Limitations and open questions. The model is weak on geometry and theorem-proving, likely a data-selection gap. The RL only used in-domain instruction data and naive nucleus sampling, which the authors tie to the Pass@K result staying flat, so better sampling and out-of-distribution prompts are open work. Reward-model noise is the standing threat, since the policy will exploit any blind spot, and building reliable process reward models that generalize is named as a key future direction.

My assessment

The authors got the important call right twice. The data result, that Common Crawl holds enough math to train a near-frontier math model in the open, reset what people thought a 7B model could do. And GRPO has since become a default for reasoning RL, including the work that followed it, because the critic deletion is the rare simplification that is both cheaper and about as good. The cleanest evidence that they understood their own method is the unified-paradigm section, which shows GRPO, PPO, DPO, and RFT as one gradient with swappable parts. That framing is more durable than any single benchmark number.
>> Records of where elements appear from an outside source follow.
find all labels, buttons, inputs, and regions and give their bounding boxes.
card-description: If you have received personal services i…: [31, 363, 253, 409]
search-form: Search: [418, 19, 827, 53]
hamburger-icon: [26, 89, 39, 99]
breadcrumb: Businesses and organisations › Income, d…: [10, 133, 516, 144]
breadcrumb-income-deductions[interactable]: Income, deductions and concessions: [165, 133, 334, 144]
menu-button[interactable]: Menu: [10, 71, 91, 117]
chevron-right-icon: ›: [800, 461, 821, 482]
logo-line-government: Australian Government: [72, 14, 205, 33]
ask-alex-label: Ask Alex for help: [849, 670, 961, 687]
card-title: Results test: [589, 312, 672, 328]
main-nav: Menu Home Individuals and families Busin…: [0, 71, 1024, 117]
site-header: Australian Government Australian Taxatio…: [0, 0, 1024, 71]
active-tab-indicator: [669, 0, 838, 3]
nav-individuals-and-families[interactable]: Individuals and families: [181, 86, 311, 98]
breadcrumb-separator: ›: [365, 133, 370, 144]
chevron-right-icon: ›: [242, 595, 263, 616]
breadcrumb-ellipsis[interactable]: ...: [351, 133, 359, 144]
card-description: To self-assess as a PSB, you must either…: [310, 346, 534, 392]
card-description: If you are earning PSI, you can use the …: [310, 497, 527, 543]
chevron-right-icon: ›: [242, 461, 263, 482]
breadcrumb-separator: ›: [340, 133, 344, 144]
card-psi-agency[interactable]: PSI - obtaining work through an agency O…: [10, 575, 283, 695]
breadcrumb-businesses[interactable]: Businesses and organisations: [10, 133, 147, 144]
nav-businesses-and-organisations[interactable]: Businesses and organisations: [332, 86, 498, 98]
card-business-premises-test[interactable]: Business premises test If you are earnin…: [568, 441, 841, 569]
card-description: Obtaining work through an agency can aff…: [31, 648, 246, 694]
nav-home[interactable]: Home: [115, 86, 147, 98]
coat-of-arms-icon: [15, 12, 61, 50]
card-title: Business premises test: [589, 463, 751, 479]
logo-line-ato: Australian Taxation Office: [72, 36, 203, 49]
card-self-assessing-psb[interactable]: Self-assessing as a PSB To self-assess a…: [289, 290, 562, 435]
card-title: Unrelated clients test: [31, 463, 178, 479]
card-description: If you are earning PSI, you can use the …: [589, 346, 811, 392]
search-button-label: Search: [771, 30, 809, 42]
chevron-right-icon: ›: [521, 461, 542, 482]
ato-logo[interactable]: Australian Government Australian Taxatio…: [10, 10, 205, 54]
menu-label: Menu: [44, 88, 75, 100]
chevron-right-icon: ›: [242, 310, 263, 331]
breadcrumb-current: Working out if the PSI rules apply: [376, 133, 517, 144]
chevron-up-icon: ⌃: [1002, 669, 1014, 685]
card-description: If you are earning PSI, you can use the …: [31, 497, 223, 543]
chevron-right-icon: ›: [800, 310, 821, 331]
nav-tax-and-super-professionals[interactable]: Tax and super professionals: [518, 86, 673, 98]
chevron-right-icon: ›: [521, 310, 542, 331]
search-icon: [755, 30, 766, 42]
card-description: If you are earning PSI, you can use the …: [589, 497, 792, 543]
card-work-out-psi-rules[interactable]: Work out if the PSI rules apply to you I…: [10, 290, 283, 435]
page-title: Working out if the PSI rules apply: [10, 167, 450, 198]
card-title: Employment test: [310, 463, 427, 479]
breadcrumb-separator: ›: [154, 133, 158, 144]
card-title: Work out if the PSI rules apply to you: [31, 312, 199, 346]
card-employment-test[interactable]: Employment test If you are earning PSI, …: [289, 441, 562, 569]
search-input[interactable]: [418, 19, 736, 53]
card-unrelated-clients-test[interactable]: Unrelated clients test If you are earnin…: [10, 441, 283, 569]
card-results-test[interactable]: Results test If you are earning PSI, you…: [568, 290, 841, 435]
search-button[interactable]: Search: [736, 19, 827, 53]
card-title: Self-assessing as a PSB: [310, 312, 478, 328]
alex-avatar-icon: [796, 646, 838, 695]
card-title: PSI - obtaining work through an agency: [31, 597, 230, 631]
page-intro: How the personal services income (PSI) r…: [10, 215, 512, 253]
Where the paper is most valuable is also where it is most honest. The Maj@K-not-Pass@K finding could have been buried, since it complicates the triumphant story, but the authors put it front and center and drew the right conclusion: this pipeline reranks rather than teaches. That honesty defined the next phase of the field, which went straight at the exploration and Pass@K problem they flagged. The weakest part is the reward-model story. GRPO is only as trustworthy as the scores it chases, and the paper acknowledges 20% label noise in even careful datasets without solving it, which is the soft underbelly every later reward-hacking incident has poked at. None of that dents the core. A group of answers really can be its own judge.